Only install or run this skill after reviewing scripts/voice_processor.py. The safer documented path is the one-file yandex_stt.py transcription flow. Do not run the auto-processor unless you have removed the hard-coded Telegram target, confirmed exactly which files it will monitor, and decided how transcript history should be stored or deleted.
Findings (5)
Artifact-based informational review of SKILL.md, metadata, install specs, static scan signals, and capability signals.
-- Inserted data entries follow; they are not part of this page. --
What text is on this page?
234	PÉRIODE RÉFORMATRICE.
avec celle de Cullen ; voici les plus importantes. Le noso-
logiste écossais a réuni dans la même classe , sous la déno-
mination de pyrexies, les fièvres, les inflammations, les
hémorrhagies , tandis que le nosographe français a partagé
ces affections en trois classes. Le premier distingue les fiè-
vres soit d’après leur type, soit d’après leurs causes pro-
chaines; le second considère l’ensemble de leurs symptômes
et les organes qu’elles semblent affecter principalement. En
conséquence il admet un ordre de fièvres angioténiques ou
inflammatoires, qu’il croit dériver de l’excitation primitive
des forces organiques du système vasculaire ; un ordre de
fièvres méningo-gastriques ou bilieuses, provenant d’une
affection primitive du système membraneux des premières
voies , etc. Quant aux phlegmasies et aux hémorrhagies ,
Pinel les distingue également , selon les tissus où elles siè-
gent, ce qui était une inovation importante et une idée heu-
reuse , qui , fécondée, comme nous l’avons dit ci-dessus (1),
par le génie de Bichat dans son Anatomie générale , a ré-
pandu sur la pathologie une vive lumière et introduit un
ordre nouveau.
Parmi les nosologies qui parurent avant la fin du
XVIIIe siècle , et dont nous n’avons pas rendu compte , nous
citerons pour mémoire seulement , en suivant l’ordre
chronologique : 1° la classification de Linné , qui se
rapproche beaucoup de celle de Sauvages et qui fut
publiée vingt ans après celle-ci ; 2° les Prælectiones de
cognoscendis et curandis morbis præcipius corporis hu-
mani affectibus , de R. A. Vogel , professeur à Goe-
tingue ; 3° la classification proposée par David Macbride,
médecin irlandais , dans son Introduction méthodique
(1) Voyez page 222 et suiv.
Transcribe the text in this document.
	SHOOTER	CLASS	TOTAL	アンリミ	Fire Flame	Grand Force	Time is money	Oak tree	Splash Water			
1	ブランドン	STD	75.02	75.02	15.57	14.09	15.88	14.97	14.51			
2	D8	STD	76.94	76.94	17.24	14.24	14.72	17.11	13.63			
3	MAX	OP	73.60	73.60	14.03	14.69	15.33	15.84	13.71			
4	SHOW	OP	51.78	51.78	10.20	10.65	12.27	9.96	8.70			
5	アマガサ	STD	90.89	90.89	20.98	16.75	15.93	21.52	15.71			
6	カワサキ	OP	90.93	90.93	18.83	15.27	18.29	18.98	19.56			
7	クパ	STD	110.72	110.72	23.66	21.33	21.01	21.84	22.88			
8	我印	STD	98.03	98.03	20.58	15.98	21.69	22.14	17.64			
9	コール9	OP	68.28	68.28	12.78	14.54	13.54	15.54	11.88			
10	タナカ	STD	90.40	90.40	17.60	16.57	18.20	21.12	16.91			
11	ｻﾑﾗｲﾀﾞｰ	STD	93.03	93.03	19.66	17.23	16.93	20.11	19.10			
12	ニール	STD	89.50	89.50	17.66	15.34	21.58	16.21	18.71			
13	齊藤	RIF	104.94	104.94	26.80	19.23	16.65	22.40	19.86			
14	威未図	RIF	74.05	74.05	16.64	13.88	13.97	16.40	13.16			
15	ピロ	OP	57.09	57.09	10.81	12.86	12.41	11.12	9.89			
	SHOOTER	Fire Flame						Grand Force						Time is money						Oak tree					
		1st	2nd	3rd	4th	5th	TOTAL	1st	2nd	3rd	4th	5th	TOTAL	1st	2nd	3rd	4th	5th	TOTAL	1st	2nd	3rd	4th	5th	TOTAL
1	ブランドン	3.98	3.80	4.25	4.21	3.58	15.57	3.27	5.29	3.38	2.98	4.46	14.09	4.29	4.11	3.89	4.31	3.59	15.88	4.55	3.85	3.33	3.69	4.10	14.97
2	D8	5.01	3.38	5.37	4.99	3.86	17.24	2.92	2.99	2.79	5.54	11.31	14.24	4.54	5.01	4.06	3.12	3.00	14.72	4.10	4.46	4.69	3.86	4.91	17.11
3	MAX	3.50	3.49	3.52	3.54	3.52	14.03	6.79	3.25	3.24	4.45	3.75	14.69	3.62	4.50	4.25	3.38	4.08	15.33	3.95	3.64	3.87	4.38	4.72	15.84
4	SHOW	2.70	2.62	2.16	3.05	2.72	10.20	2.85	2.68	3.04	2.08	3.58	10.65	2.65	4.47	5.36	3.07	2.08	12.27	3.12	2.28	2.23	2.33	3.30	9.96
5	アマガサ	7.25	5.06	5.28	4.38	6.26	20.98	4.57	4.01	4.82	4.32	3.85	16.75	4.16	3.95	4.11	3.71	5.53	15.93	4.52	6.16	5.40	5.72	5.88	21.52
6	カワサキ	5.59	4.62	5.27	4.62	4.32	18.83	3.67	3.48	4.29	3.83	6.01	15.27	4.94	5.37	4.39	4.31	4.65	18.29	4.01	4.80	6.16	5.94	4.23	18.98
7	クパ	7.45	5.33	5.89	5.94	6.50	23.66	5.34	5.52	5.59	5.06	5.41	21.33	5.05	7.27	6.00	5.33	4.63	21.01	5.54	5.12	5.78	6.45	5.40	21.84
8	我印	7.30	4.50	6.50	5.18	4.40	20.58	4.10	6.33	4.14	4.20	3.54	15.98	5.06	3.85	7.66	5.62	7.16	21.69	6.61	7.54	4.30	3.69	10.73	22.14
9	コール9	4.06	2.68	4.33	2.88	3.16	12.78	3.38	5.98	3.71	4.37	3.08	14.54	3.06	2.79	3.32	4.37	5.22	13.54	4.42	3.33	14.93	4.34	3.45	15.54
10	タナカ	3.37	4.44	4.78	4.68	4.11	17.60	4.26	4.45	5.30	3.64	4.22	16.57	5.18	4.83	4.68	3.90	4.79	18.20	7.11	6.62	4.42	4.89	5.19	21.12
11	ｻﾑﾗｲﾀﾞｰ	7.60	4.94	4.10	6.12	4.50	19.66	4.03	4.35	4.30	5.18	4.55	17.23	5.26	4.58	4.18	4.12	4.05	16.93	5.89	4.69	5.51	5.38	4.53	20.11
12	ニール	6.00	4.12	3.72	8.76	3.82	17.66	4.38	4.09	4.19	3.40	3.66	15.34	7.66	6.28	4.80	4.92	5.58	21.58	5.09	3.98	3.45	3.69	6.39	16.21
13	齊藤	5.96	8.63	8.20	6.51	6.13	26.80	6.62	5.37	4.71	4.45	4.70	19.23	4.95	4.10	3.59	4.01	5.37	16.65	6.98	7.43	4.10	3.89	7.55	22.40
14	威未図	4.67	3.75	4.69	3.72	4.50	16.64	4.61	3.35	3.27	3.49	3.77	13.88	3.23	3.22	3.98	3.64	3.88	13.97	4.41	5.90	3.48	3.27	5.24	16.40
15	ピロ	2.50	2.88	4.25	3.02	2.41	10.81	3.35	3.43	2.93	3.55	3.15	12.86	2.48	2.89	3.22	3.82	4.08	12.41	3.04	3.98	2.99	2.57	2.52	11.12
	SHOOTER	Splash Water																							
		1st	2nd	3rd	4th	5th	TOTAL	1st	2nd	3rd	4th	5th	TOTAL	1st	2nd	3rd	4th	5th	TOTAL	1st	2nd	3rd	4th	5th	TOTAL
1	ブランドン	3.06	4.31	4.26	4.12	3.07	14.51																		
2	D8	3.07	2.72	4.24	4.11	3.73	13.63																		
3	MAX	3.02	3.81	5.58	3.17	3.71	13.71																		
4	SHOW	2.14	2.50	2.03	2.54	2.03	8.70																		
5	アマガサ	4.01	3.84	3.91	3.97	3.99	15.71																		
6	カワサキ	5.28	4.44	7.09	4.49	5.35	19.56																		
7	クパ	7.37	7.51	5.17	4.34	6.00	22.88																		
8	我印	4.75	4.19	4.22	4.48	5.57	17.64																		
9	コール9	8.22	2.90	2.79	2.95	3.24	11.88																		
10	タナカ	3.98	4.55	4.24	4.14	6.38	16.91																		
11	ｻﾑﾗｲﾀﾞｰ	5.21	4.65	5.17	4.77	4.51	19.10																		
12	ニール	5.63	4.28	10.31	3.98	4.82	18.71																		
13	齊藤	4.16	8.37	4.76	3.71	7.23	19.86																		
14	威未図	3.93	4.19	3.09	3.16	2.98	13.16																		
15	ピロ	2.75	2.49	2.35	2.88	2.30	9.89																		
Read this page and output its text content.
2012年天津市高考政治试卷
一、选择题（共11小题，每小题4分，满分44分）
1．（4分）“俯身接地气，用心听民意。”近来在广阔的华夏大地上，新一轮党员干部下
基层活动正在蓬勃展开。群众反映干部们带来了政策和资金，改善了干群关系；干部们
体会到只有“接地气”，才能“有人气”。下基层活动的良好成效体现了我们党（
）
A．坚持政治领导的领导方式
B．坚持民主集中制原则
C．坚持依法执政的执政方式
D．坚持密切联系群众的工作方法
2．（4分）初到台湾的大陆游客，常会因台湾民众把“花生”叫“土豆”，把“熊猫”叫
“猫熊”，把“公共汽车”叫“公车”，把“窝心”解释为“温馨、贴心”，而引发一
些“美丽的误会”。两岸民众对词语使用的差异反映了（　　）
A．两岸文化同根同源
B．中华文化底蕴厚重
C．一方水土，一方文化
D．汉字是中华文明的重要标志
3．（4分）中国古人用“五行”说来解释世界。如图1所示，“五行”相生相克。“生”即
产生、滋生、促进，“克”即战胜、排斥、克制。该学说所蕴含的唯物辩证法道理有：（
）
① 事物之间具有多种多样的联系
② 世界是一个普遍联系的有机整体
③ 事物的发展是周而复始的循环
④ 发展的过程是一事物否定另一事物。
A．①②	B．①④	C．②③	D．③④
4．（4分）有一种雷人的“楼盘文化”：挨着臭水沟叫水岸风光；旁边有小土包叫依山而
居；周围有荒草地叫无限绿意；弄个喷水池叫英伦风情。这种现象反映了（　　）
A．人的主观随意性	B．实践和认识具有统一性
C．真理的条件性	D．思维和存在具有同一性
ClawScan does not execute the skill or run runtime probes.
If this script is run, voice-message transcripts could be delivered to a fixed Telegram recipient the user did not choose.
The auto-processor sends recognized voice text through the OpenClaw Telegram gateway to a hard-coded target ID, rather than a documented or user-selected chat.
'openclaw', 'message', 'send', '--channel', 'telegram', '--target', '271578652', '--message', message
Remove the hard-coded Telegram target, derive the destination from the current user conversation only when appropriate, and require clear user confirmation before sending transcripts externally.
If launched, it may keep processing future voice files without a fresh user request for each file.
The script is a long-running worker that repeatedly scans the inbound media directory and processes new .ogg files automatically.
while True: ... for filename in os.listdir(INBOX_DIR): ... time.sleep(2)
Make background monitoring an explicit opt-in mode with start/stop controls, clear scope, and per-message or per-session user approval.
Sensitive voice content may remain on disk after transcription and could be read or reused later.
The auto-processor stores full recognized transcript text persistently in a workspace JSON file.
PROCESSED_FILE = f'{WORKSPACE}/.voice_processed.json' ... processed[file_hash] = textStore only minimal processing metadata where possible, document retention, and provide an easy way to delete stored transcripts.
A poorly scoped or exposed service-account key could allow unintended Yandex Cloud access or charges within that account's permissions.
The skill requires a Yandex service-account private key to mint IAM tokens; this is expected for Yandex SpeechKit but is a sensitive cloud credential.
"service_account_id": "your-service-account-id", "folder_id": "your-folder-id", "private_key": "-----BEGIN PRIVATE KEY-----\n..."
Use a least-privilege service account limited to SpeechKit, keep config.json private, restrict file permissions, and declare the credential requirement clearly in metadata.
Installation may depend on the current PyPI versions of these libraries, and users may not see the dependency requirement from registry metadata alone.
The skill declares external PyPI dependencies in SKILL.md, while registry metadata says there is no install spec; the packages are not version-pinned.
"install": [{ "id": "pip", "kind": "pip", "packages": ["PyJWT", "cryptography", "requests"] }]Add an official install spec with pinned versions or a lockfile, and make dependency requirements visible in registry metadata.